O sangue entre ilhas

Conto Carlos Alberto Machado

Nos cavos fundos do mar do Oriente peregrinado pelo Fernão Mendes Pinto escondem-se tesouros e estórias que custa contar a gentes que viram pouco do mundo, porque essas gentes não têm como dar crédito ao muito que outros viram e viveram. 

Matina toldada de Primavera no canal atlântico Pico-Faial que já uniu e separou amores, ligou diferentes línguas entre continentes, se cobriu de sangue e de mitos. Navio de aço e pompa, herdeiro novo-rico da tradição de gritos e choros da travessia nas frágeis lanchas de madeira e atrevimento. A perna do cavador picaroto vai presa à ligadura solta. Soltos os fios de gaze na brisa. Babugem de gangrena. Home, pronde me levas? A maca truz-truz sai desajeitada da ambulância e galga cega o aço da “lancha” nova, trepidação zebrada do pregueado da rampa. Carne cansada, desistente, em barcaça sem direito à dignidade de um qualquer Caronte. Tou canceroso do sangue, pra qué que me levam daqui? A coisa d’aço exibe o seu poderio, a força dos êmbolos que erguem a pesada rampa bipartida, guinchante, estridente de apitos regulamentares. Em marcha, lenta, os motores civilizaram com o dinheiro deles da Europa mas é preciso poupar em combustível, poucos nós, a mesma meia-hora de travessia dos barcos velhos. Catrapum, salta a maca. Nã me deslargues, minha puta! Já falta pouco, vôzinho. Falta pouco pra quê? Não se canse, não lhe bastou já o caminho da Ponta da Ilha para a lancha? Viagem demorada, com vacas a atravancar estradas. 

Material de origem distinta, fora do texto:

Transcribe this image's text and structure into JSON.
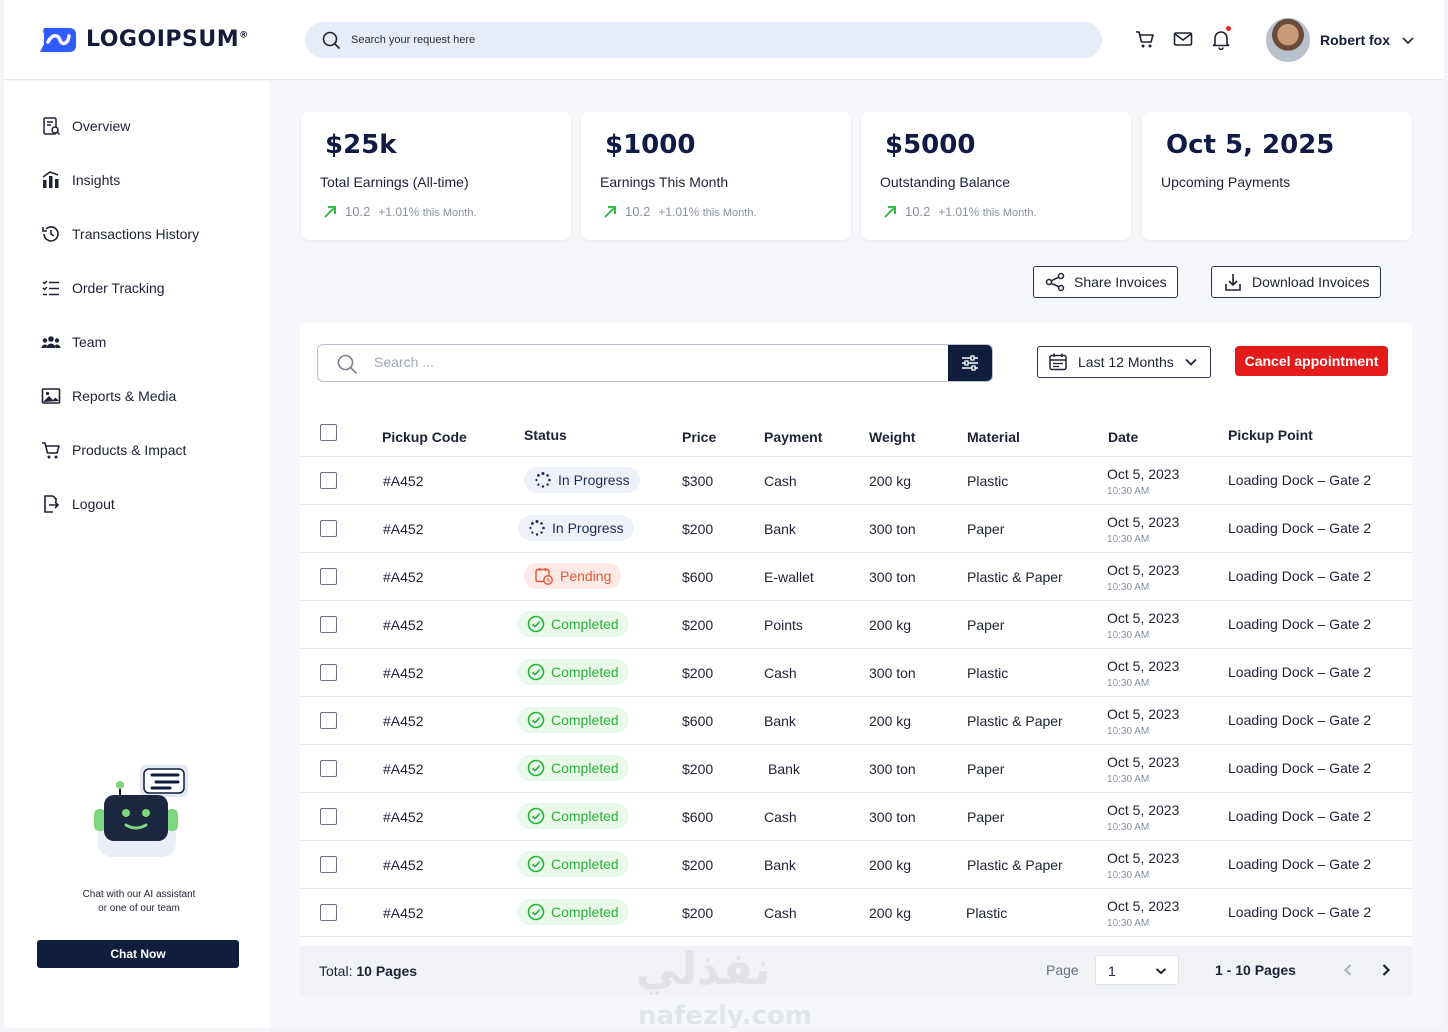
{
  "brand": {
    "name": "LOGOIPSUM",
    "mark": "®"
  },
  "header": {
    "search_placeholder": "Search your request here",
    "icons": [
      "cart-icon",
      "mail-icon",
      "bell-icon"
    ],
    "user_name": "Robert fox"
  },
  "sidebar": {
    "items": [
      {
        "label": "Overview",
        "icon": "overview-icon"
      },
      {
        "label": "Insights",
        "icon": "insights-icon"
      },
      {
        "label": "Transactions History",
        "icon": "history-icon"
      },
      {
        "label": "Order Tracking",
        "icon": "checklist-icon"
      },
      {
        "label": "Team",
        "icon": "team-icon"
      },
      {
        "label": "Reports & Media",
        "icon": "image-icon"
      },
      {
        "label": "Products & Impact",
        "icon": "cart-icon"
      },
      {
        "label": "Logout",
        "icon": "logout-icon"
      }
    ],
    "chat_text_1": "Chat with our AI assistant",
    "chat_text_2": "or one of our team",
    "chat_button": "Chat Now"
  },
  "stats": [
    {
      "value": "$25k",
      "label": "Total Earnings (All-time)",
      "trend_value": "10.2",
      "trend_pct": "+1.01%",
      "trend_period": "this Month."
    },
    {
      "value": "$1000",
      "label": "Earnings This Month",
      "trend_value": "10.2",
      "trend_pct": "+1.01%",
      "trend_period": "this Month."
    },
    {
      "value": "$5000",
      "label": "Outstanding Balance",
      "trend_value": "10.2",
      "trend_pct": "+1.01%",
      "trend_period": "this Month."
    },
    {
      "value": "Oct 5, 2025",
      "label": "Upcoming Payments"
    }
  ],
  "actions": {
    "share": "Share Invoices",
    "download": "Download Invoices"
  },
  "table": {
    "search_placeholder": "Search ...",
    "period": "Last 12 Months",
    "cancel": "Cancel appointment",
    "headers": {
      "code": "Pickup Code",
      "status": "Status",
      "price": "Price",
      "payment": "Payment",
      "weight": "Weight",
      "material": "Material",
      "date": "Date",
      "point": "Pickup Point"
    },
    "rows": [
      {
        "code": "#A452",
        "status": "In Progress",
        "kind": "progress",
        "price": "$300",
        "payment": "Cash",
        "weight": "200 kg",
        "material": "Plastic",
        "date": "Oct 5, 2023",
        "time": "10:30 AM",
        "point": "Loading Dock – Gate 2"
      },
      {
        "code": "#A452",
        "status": "In Progress",
        "kind": "progress",
        "price": "$200",
        "payment": "Bank",
        "weight": "300 ton",
        "material": "Paper",
        "date": "Oct 5, 2023",
        "time": "10:30 AM",
        "point": "Loading Dock – Gate 2"
      },
      {
        "code": "#A452",
        "status": "Pending",
        "kind": "pending",
        "price": "$600",
        "payment": "E-wallet",
        "weight": "300 ton",
        "material": "Plastic & Paper",
        "date": "Oct 5, 2023",
        "time": "10:30 AM",
        "point": "Loading Dock – Gate 2"
      },
      {
        "code": "#A452",
        "status": "Completed",
        "kind": "done",
        "price": "$200",
        "payment": "Points",
        "weight": "200 kg",
        "material": "Paper",
        "date": "Oct 5, 2023",
        "time": "10:30 AM",
        "point": "Loading Dock – Gate 2"
      },
      {
        "code": "#A452",
        "status": "Completed",
        "kind": "done",
        "price": "$200",
        "payment": "Cash",
        "weight": "300 ton",
        "material": "Plastic",
        "date": "Oct 5, 2023",
        "time": "10:30 AM",
        "point": "Loading Dock – Gate 2"
      },
      {
        "code": "#A452",
        "status": "Completed",
        "kind": "done",
        "price": "$600",
        "payment": "Bank",
        "weight": "200 kg",
        "material": "Plastic & Paper",
        "date": "Oct 5, 2023",
        "time": "10:30 AM",
        "point": "Loading Dock – Gate 2"
      },
      {
        "code": "#A452",
        "status": "Completed",
        "kind": "done",
        "price": "$200",
        "payment": "Bank",
        "weight": "300 ton",
        "material": "Paper",
        "date": "Oct 5, 2023",
        "time": "10:30 AM",
        "point": "Loading Dock – Gate 2"
      },
      {
        "code": "#A452",
        "status": "Completed",
        "kind": "done",
        "price": "$600",
        "payment": "Cash",
        "weight": "300 ton",
        "material": "Paper",
        "date": "Oct 5, 2023",
        "time": "10:30 AM",
        "point": "Loading Dock – Gate 2"
      },
      {
        "code": "#A452",
        "status": "Completed",
        "kind": "done",
        "price": "$200",
        "payment": "Bank",
        "weight": "200 kg",
        "material": "Plastic & Paper",
        "date": "Oct 5, 2023",
        "time": "10:30 AM",
        "point": "Loading Dock – Gate 2"
      },
      {
        "code": "#A452",
        "status": "Completed",
        "kind": "done",
        "price": "$200",
        "payment": "Cash",
        "weight": "200 kg",
        "material": "Plastic",
        "date": "Oct 5, 2023",
        "time": "10:30 AM",
        "point": "Loading Dock – Gate 2"
      }
    ],
    "footer": {
      "total_label": "Total:",
      "total_value": "10 Pages",
      "page_label": "Page",
      "page_value": "1",
      "pages": "1 - 10 Pages"
    }
  },
  "colors": {
    "navy": "#0f1e3c",
    "danger": "#e31b1b",
    "success": "#25b33a",
    "pending": "#e8573a",
    "brand_blue": "#2f5bff"
  }
}
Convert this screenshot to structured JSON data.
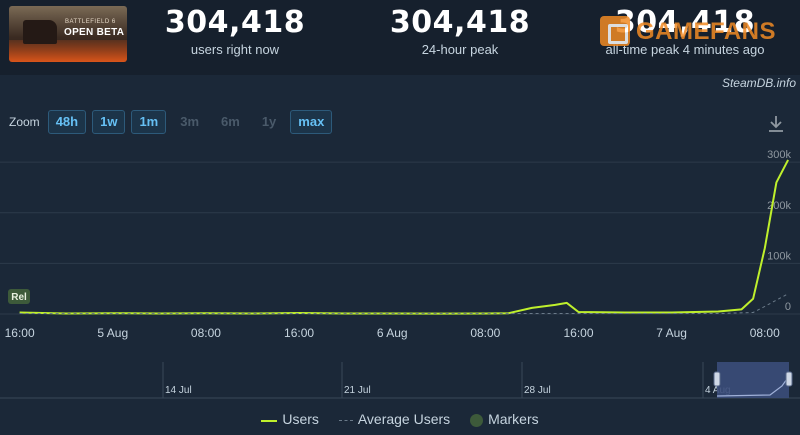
{
  "header": {
    "thumbnail": {
      "subtitle": "BATTLEFIELD 6",
      "title": "OPEN BETA"
    },
    "stats": [
      {
        "value": "304,418",
        "label": "users right now"
      },
      {
        "value": "304,418",
        "label": "24-hour peak"
      },
      {
        "value": "304,418",
        "label": "all-time peak 4 minutes ago"
      }
    ],
    "watermark": "GAMEFANS",
    "source": "SteamDB.info"
  },
  "zoom": {
    "label": "Zoom",
    "buttons": [
      {
        "label": "48h",
        "state": "active"
      },
      {
        "label": "1w",
        "state": "active"
      },
      {
        "label": "1m",
        "state": "active"
      },
      {
        "label": "3m",
        "state": "disabled"
      },
      {
        "label": "6m",
        "state": "disabled"
      },
      {
        "label": "1y",
        "state": "disabled"
      },
      {
        "label": "max",
        "state": "active"
      }
    ],
    "download_icon": "download-icon"
  },
  "chart_data": {
    "type": "line",
    "title": "",
    "ylim": [
      0,
      320000
    ],
    "y_ticks": [
      "0",
      "100k",
      "200k",
      "300k"
    ],
    "x_ticks": [
      "16:00",
      "5 Aug",
      "08:00",
      "16:00",
      "6 Aug",
      "08:00",
      "16:00",
      "7 Aug",
      "08:00"
    ],
    "marker": {
      "label": "Rel",
      "x_label": "16:00"
    },
    "series": [
      {
        "name": "Users",
        "color": "#bff02c",
        "x": [
          "Aug 4 16:00",
          "Aug 4 20:00",
          "Aug 5 00:00",
          "Aug 5 04:00",
          "Aug 5 08:00",
          "Aug 5 12:00",
          "Aug 5 16:00",
          "Aug 5 20:00",
          "Aug 6 00:00",
          "Aug 6 04:00",
          "Aug 6 08:00",
          "Aug 6 10:00",
          "Aug 6 12:00",
          "Aug 6 14:00",
          "Aug 6 15:00",
          "Aug 6 16:00",
          "Aug 6 20:00",
          "Aug 7 00:00",
          "Aug 7 04:00",
          "Aug 7 06:00",
          "Aug 7 07:00",
          "Aug 7 08:00",
          "Aug 7 09:00",
          "Aug 7 10:00"
        ],
        "values": [
          3000,
          1000,
          1500,
          1000,
          1500,
          1000,
          2000,
          1000,
          1000,
          800,
          1000,
          1500,
          12000,
          18000,
          22000,
          4000,
          3000,
          3000,
          5000,
          9000,
          30000,
          130000,
          260000,
          304418
        ]
      },
      {
        "name": "Average Users",
        "color": "#6a7a89",
        "x": [
          "Aug 4 16:00",
          "Aug 6 12:00",
          "Aug 7 04:00",
          "Aug 7 07:00",
          "Aug 7 08:00",
          "Aug 7 10:00"
        ],
        "values": [
          1000,
          1000,
          1000,
          3000,
          15000,
          40000
        ]
      }
    ]
  },
  "navigator": {
    "labels": [
      "14 Jul",
      "21 Jul",
      "28 Jul",
      "4 Aug"
    ]
  },
  "legend": {
    "items": [
      {
        "label": "Users",
        "swatch": "line",
        "color": "#bff02c"
      },
      {
        "label": "Average Users",
        "swatch": "dash",
        "color": "#6a7a89"
      },
      {
        "label": "Markers",
        "swatch": "dot",
        "color": "#3d5a3a"
      }
    ]
  }
}
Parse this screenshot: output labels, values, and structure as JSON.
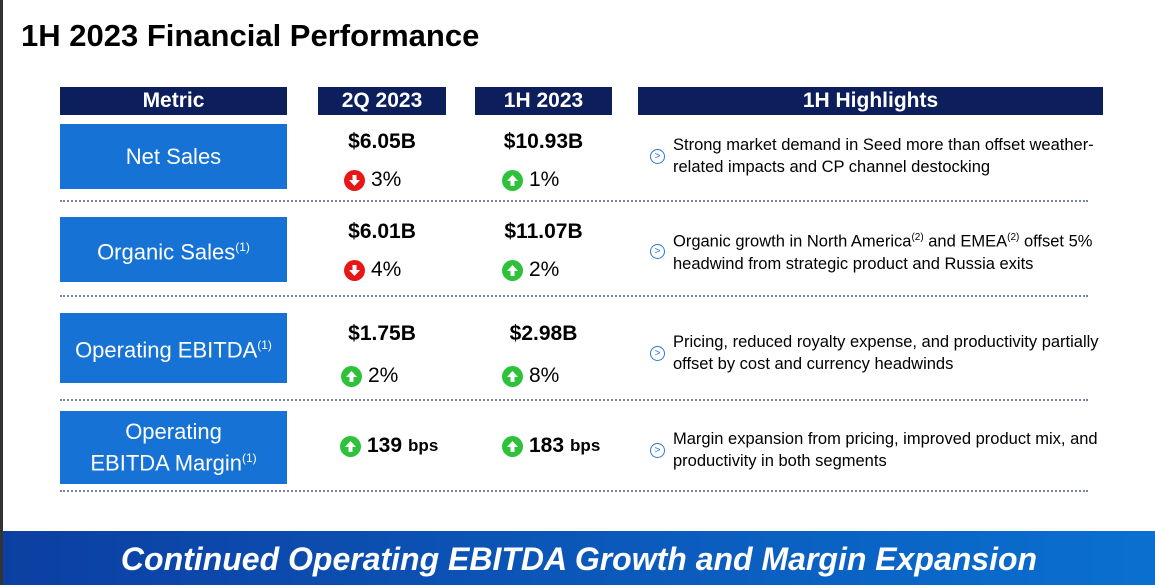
{
  "title": "1H 2023 Financial Performance",
  "headers": {
    "metric": "Metric",
    "q2": "2Q 2023",
    "h1": "1H 2023",
    "highlights": "1H Highlights"
  },
  "colors": {
    "navy": "#0c1e5b",
    "metric_blue": "#1672d4",
    "up": "#2ec23a",
    "down": "#e81717"
  },
  "rows": [
    {
      "metric": "Net Sales",
      "sup": "",
      "q2_value": "$6.05B",
      "q2_change": "3%",
      "q2_dir": "down",
      "h1_value": "$10.93B",
      "h1_change": "1%",
      "h1_dir": "up",
      "highlight_parts": [
        "Strong market demand in Seed more than offset weather-related impacts and CP channel destocking"
      ]
    },
    {
      "metric": "Organic Sales",
      "sup": "(1)",
      "q2_value": "$6.01B",
      "q2_change": "4%",
      "q2_dir": "down",
      "h1_value": "$11.07B",
      "h1_change": "2%",
      "h1_dir": "up",
      "highlight_parts": [
        "Organic growth in North America",
        "(2)",
        " and EMEA",
        "(2)",
        " offset 5% headwind from strategic product and Russia exits"
      ]
    },
    {
      "metric": "Operating EBITDA",
      "sup": "(1)",
      "q2_value": "$1.75B",
      "q2_change": "2%",
      "q2_dir": "up",
      "h1_value": "$2.98B",
      "h1_change": "8%",
      "h1_dir": "up",
      "highlight_parts": [
        "Pricing, reduced royalty expense, and productivity partially offset by cost and currency headwinds"
      ]
    },
    {
      "metric": "Operating EBITDA Margin",
      "sup": "(1)",
      "q2_value": "139",
      "q2_unit": "bps",
      "q2_dir": "up",
      "h1_value": "183",
      "h1_unit": "bps",
      "h1_dir": "up",
      "highlight_parts": [
        "Margin expansion from pricing, improved product mix, and productivity in both segments"
      ]
    }
  ],
  "banner": "Continued Operating EBITDA Growth and Margin Expansion"
}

Betão à vista, o cais novo da Horta, Faial, dez milhões dele. Enganaram-se no tempo, na ilha, não sabem o que querem, ninguém sabe. Mas está tudo bem. Os homens descasam-se, encomendam brasileiras pela internet, vinho de cheiro às carradas, subsídios para as vacas. Mas este ano não há Espírito Santo, coisas do Covid lá do continente. De novo o guinchar ensurdecedor da plataforma de aço. É uma distracção como outra qualquer, aquilo a descer do aço para o betão, os olhos a acompanharem a descida, sempre igual, tumba, já está! “Condutores ao cardeque!”. Cordas, cordames, roncos, maresia gasoleada. É só esta maca? É, o avozinho vai para a Hemato-Oncologia, Que desperdício. O quê? Não há ninguém lá dentro, nem uma grávida? Não, um gajo deu-lhe um stroque mas não quis vir prà Horta para depois não ficar duas semanas de quarentena no Pico, Nem as grávidas agora querem vir à Horta, Ó sôra enfermeira, olhe lá a gaze da perna do home, que se vai! Deixá-lo ir… Ruído zebrado. A gangrena.

Hoje o mar tá calmo, tá comà méli, só uns carneirinhos ali pròs lados da Espalamaca, o sôr também veio de lá do Pico? O qué que’sta gaja quer? Não faça força com a mão, sossegadinho. Isso é sangue novo ou quê? Mais ou menos. Atão nã tenho dereito a bosta nova? É para ajudar o senhor a ficar como novo, Isso dói, caralho!, tou canceroso do sangue, deslarguem-me, mas é! Depois vai comer uma bolachinha e beber um copinho de leite e ficar ali deitado, sossegadinho se faz favor, que agora só há lancha de volta para o Pico ao fim da tarde, por causa do Covid, Isso é um dia do caneco!, Sossegadinho, está quase. Putas!

O sangue estancado do velho cavador vai com ele embalado pelo sobe-e-desce manso do barco mais poderoso que os mais poderosos monstros da imaginação, o entre–ilhas é um mar de sangue que faz a gente pequena, e a América deixou de ser horizonte.

Já se faz noite, agora só mais uma horita té casa, hem? Devo ter lá uma gamelada à minha espera, Pois deve, Lá me ficaram com a outra perna, quer lá ver, caralho!, Nã senhor, ainda tem as duas, Ah, tenho?, Tem… Este inferno chia que se farta e o enxofre tresanda… Depois vai ver as suas vacas… Vacas, quem é que tem vacas?